CheckMate-238 Update: Nivolumab Improves 4-Year Relapse-Free Survival in Patients with Advanced Melanoma

Adjuvant nivolumab (Opdivo) remains superior to ipilimumab (Yervoy) on both recurrence-free survival (RFS) and distant metastasis-free survival (DMFS) at 4 years in patients with completely resected stage III/IV melanoma with a high risk for recurrence. Four-year data from the phase 3 CheckMate-238 clinical trial, presented at the European Society for Medical Oncology Virtual Congress 2020, showed similar overall survival (OS) between the 2 study arms.

CheckMate-238 included 906 patients with completely resected stage IIIB-IIIC or IV melanoma. Patients were randomized into equal groups to treatment with either nivolumab (3 mg/kg every 2 weeks and every 12 weeks thereafter) or ipilimumab (10 mg/kg every 3 weeks for 4 doses and every 12 weeks thereafter) for a maximum of 1 year or until disease recurrence or unacceptable toxicity.
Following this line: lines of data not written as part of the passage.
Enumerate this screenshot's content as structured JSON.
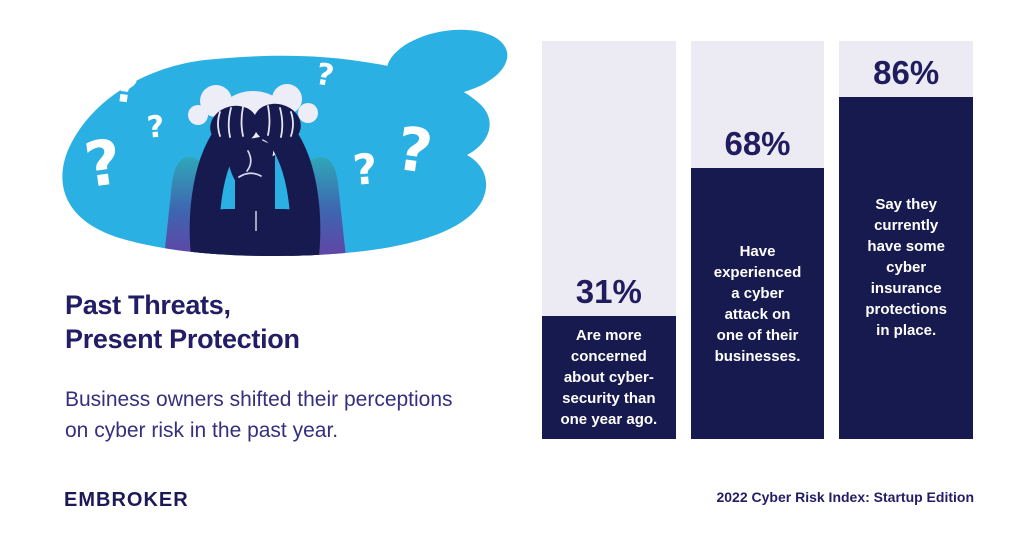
{
  "colors": {
    "background": "#FFFFFF",
    "accent_cyan": "#2BB0E4",
    "navy": "#171A4E",
    "heading_navy": "#221D64",
    "subtitle_indigo": "#34307E",
    "track_gray": "#ECEBF4",
    "hair_white": "#EDEDF7",
    "gradient_teal": "#2FA7B8",
    "gradient_purple": "#6A3DA4",
    "bar_text_white": "#FFFFFF"
  },
  "header": {
    "title_line1": "Past Threats,",
    "title_line2": "Present Protection",
    "subtitle": "Business owners shifted their perceptions\non cyber risk in the past year."
  },
  "branding": {
    "logo_text": "EMBROKER"
  },
  "footer": {
    "source_label": "2022 Cyber Risk Index: Startup Edition"
  },
  "illustration": {
    "question_mark": "?"
  },
  "chart_data": {
    "type": "bar",
    "orientation": "vertical",
    "unit": "%",
    "ylim": [
      0,
      100
    ],
    "grid": false,
    "legend": false,
    "title": "Past Threats, Present Protection",
    "subtitle": "Business owners shifted their perceptions on cyber risk in the past year.",
    "source": "2022 Cyber Risk Index: Startup Edition",
    "categories": [
      "Are more concerned about cyber-security than one year ago.",
      "Have experienced a cyber attack on one of their businesses.",
      "Say they currently have some cyber insurance protections in place."
    ],
    "values": [
      31,
      68,
      86
    ],
    "bars": [
      {
        "value": 31,
        "label": "31%",
        "description": "Are more\nconcerned\nabout cyber-\nsecurity than\none year ago."
      },
      {
        "value": 68,
        "label": "68%",
        "description": "Have\nexperienced\na cyber\nattack on\none of their\nbusinesses."
      },
      {
        "value": 86,
        "label": "86%",
        "description": "Say they\ncurrently\nhave some\ncyber\ninsurance\nprotections\nin place."
      }
    ]
  }
}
Approximately 40% of patients in each arm had a BRAF mutation.

The previous update from CheckMate-238, at 36 months of follow-up, showed that nivolumab improved RFS in patients with resected stage IIIB-IIIC/IV melanoma and was associated with less toxicity and significantly fewer grade 3/4 treatment-related adverse events compared with ipilimumab (14.4% vs 45.9%, respectively).
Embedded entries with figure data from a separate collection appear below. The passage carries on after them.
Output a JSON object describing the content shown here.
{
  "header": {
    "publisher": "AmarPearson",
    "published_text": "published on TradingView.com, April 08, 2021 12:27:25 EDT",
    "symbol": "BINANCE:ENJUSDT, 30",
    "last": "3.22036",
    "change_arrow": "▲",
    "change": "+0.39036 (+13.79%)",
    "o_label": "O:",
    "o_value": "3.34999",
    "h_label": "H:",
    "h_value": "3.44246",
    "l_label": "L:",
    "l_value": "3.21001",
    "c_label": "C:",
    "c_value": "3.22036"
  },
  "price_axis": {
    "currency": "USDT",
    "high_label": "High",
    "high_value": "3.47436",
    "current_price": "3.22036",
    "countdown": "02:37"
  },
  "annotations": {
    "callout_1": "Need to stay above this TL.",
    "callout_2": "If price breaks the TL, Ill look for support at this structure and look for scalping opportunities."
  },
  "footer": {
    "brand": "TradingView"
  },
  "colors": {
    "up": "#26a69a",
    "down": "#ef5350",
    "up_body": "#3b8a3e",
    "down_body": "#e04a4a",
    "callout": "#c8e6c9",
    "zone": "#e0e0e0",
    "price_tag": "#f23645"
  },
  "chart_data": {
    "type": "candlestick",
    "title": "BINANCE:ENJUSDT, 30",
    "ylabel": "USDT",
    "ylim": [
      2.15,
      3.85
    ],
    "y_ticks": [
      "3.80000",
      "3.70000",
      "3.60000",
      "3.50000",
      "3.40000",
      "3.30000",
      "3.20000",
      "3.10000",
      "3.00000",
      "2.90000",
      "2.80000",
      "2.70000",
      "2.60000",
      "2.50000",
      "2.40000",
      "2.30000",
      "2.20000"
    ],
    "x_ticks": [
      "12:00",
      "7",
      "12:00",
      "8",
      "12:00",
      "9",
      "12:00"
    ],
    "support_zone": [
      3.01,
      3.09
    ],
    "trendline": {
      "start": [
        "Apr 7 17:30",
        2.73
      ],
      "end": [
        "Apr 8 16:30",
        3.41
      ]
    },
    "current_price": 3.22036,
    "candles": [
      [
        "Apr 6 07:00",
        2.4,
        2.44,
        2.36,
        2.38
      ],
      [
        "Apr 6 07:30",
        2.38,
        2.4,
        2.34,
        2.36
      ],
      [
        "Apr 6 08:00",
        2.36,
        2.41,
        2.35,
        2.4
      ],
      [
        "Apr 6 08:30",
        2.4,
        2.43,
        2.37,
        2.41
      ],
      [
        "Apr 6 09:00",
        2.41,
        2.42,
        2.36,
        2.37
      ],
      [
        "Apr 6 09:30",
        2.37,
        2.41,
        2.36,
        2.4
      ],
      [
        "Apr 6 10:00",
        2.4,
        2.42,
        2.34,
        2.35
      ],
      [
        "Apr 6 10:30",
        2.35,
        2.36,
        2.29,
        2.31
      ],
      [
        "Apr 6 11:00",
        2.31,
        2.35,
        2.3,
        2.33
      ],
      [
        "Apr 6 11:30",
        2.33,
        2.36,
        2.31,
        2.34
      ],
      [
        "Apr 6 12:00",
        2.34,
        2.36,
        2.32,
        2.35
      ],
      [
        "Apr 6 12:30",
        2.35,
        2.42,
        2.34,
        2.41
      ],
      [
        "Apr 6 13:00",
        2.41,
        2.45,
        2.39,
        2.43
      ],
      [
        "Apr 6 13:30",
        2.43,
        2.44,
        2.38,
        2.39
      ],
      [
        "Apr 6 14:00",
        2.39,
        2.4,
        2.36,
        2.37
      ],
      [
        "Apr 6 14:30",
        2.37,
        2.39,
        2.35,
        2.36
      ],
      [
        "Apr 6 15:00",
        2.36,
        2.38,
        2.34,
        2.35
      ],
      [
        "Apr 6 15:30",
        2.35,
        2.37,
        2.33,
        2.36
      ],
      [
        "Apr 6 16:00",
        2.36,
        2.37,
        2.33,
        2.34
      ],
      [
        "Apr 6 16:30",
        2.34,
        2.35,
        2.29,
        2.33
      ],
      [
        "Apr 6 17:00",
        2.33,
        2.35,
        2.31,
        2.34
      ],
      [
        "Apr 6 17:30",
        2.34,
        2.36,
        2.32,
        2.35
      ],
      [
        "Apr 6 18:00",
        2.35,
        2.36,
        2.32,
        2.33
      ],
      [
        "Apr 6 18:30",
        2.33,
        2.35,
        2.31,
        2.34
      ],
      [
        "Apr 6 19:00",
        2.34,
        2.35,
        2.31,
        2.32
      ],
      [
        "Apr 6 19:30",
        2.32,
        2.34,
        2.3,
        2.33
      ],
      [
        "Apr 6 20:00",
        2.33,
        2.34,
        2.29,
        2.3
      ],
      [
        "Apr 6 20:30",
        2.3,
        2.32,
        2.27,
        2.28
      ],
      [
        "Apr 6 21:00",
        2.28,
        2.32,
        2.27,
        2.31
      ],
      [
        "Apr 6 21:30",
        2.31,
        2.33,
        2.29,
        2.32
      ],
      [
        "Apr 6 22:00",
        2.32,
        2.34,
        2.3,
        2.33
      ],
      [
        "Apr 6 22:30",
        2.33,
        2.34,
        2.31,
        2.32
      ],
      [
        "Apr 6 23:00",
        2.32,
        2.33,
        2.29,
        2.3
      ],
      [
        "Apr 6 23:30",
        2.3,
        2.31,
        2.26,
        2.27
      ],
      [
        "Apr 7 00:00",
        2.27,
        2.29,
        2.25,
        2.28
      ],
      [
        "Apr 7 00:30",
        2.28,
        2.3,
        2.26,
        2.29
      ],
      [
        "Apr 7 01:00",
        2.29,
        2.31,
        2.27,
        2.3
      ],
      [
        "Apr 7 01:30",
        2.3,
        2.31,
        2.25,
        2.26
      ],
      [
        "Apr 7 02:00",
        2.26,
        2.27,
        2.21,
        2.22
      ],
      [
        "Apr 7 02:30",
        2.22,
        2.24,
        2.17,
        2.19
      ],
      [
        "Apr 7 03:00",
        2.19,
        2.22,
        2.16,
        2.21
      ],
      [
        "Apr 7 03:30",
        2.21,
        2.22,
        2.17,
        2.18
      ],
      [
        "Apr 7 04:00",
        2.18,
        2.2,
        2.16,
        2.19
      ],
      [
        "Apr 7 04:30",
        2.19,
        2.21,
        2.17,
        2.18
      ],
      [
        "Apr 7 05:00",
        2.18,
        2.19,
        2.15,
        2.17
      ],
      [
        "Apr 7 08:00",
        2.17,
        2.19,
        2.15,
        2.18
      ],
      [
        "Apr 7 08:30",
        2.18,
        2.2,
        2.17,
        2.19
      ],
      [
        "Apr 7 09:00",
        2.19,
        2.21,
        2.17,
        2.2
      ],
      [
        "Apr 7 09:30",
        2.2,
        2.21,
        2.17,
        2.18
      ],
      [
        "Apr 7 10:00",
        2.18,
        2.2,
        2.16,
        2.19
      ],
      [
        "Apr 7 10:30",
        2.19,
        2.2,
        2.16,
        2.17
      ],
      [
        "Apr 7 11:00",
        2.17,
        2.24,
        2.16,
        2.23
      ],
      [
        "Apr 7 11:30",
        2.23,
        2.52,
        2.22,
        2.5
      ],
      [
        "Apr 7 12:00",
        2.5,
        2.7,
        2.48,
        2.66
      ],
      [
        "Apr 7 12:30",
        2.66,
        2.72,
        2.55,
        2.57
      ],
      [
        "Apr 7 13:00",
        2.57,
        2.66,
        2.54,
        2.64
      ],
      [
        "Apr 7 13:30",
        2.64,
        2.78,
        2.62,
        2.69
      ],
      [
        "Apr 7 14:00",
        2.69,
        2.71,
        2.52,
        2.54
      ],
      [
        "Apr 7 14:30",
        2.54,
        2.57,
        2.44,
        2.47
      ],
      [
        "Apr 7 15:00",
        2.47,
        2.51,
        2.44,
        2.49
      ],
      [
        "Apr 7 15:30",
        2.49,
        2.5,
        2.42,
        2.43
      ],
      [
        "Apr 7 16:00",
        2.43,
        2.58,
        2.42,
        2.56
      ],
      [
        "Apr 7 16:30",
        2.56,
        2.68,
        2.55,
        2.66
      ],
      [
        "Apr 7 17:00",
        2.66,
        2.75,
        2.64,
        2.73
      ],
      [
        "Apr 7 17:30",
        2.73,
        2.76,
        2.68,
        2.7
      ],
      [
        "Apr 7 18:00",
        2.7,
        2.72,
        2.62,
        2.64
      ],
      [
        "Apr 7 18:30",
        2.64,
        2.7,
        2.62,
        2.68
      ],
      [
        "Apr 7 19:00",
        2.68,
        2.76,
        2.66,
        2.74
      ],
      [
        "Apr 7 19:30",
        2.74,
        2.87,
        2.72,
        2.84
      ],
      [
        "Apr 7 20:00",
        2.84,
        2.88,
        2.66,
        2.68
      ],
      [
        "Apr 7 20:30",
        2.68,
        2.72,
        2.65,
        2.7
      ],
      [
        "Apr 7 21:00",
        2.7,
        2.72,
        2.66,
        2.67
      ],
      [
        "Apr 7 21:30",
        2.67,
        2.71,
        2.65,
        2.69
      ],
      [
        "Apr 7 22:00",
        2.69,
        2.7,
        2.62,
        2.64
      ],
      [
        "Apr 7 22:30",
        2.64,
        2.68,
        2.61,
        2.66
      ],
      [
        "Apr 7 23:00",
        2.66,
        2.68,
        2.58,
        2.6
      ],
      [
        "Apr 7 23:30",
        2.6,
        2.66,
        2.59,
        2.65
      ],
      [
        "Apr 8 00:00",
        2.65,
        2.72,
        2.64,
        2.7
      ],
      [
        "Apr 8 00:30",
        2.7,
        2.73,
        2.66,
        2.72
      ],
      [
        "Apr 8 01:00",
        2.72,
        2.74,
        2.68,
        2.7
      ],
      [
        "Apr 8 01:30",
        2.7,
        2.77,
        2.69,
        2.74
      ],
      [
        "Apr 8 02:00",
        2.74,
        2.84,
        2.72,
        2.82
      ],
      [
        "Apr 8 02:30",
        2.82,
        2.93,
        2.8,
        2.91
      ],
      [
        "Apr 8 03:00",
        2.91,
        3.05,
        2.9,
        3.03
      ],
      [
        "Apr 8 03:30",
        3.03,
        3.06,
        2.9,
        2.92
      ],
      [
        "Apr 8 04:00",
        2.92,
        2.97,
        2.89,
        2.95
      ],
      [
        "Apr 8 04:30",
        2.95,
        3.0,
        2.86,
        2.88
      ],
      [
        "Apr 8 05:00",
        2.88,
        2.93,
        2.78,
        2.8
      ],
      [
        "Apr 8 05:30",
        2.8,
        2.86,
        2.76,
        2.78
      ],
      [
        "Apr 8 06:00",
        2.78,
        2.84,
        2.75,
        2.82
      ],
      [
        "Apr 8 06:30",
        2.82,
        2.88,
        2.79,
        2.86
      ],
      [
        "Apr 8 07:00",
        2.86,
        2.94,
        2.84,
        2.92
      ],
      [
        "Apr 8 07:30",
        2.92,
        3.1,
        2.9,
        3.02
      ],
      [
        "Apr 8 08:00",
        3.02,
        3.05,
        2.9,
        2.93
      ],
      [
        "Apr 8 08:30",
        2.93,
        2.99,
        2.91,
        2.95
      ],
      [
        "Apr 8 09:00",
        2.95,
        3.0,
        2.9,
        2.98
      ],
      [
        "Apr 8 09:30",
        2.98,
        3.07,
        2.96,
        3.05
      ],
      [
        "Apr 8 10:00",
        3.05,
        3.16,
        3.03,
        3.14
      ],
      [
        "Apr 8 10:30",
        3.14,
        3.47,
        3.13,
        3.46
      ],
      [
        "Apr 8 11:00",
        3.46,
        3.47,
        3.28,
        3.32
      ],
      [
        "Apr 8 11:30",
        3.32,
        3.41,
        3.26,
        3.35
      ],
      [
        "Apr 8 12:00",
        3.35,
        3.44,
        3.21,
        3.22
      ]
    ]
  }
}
After 48 months of follow-up, median RFS was 52.4 months in the nivolumab arm versus 24.1 months in the ipilimumab arm (hazard ratio [HR], 0.71; P = .0003), reported Jeffrey S. Weber, MD, PhD, Deputy Director, Perlmutter Cancer Center, and Co-Director, Melanoma Research Program, New York University Langone Perlmutter Cancer Center, New York City.

In the 4-year analysis, when stratified by cancer stage, median RFS in patients with stage IIIB-IIIC cancer treated with nivolumab was significantly greater than in those treated with ipilimumab (52.4 vs 25.5 months; HR, 0.71; 95% confidence interval [CI], 0.58-0.88). In patients with stage IV disease, 48-month median RFS was also significantly higher in the nivolumab arm compared with the ipilimumab arm (47.4 vs 16.8 months; HR, 0.74; 95% CI, 0.49-1.11). A similar advantage to nivolumab versus ipilimumab on 48-month RFS was observed in patients with in-transit metastases without nodal involvement (46.8 vs 19.1 months) and in those with BRAF-mutant disease (not reached vs 25.5 months) and BRAF wild-type disease (46.8 vs 16.6 months). DMFS was an exploratory end point. In all patients with stage IIIB-IIIC disease, median DMFS was not reached in the nivolumab group compared with 52.9 months in the ipilimumab group (HR, 0.79; P = .045).

The presentation was the first in which OS results were reported, and showed fewer than expected survival events (211 vs 302 expected events), and comparable OS rates in both the nivolumab- and ipilimumab-treated patients (78% vs 77%, respectively; HR, 0.87; 95% CI, 0.66-1.14; P = .3148). The rate of subsequent systemic treatment for recurrence was similar in patients treated with ipilimumab compared with nivolumab (70% vs 69%, respectively). Subsequent immunotherapy was used in 57% of the ipilimumab group compared with 49% of the nivolumab group.

No new safety concerns were reported, and the rate of late-emergent treatment-related adverse events was low in both groups.

Dr Weber concluded that at 4 years, nivolumab continues to be an effective adjuvant therapy for patients with resected high-risk melanoma, with sustained RFS and DMFS benefit compared with ipilimumab.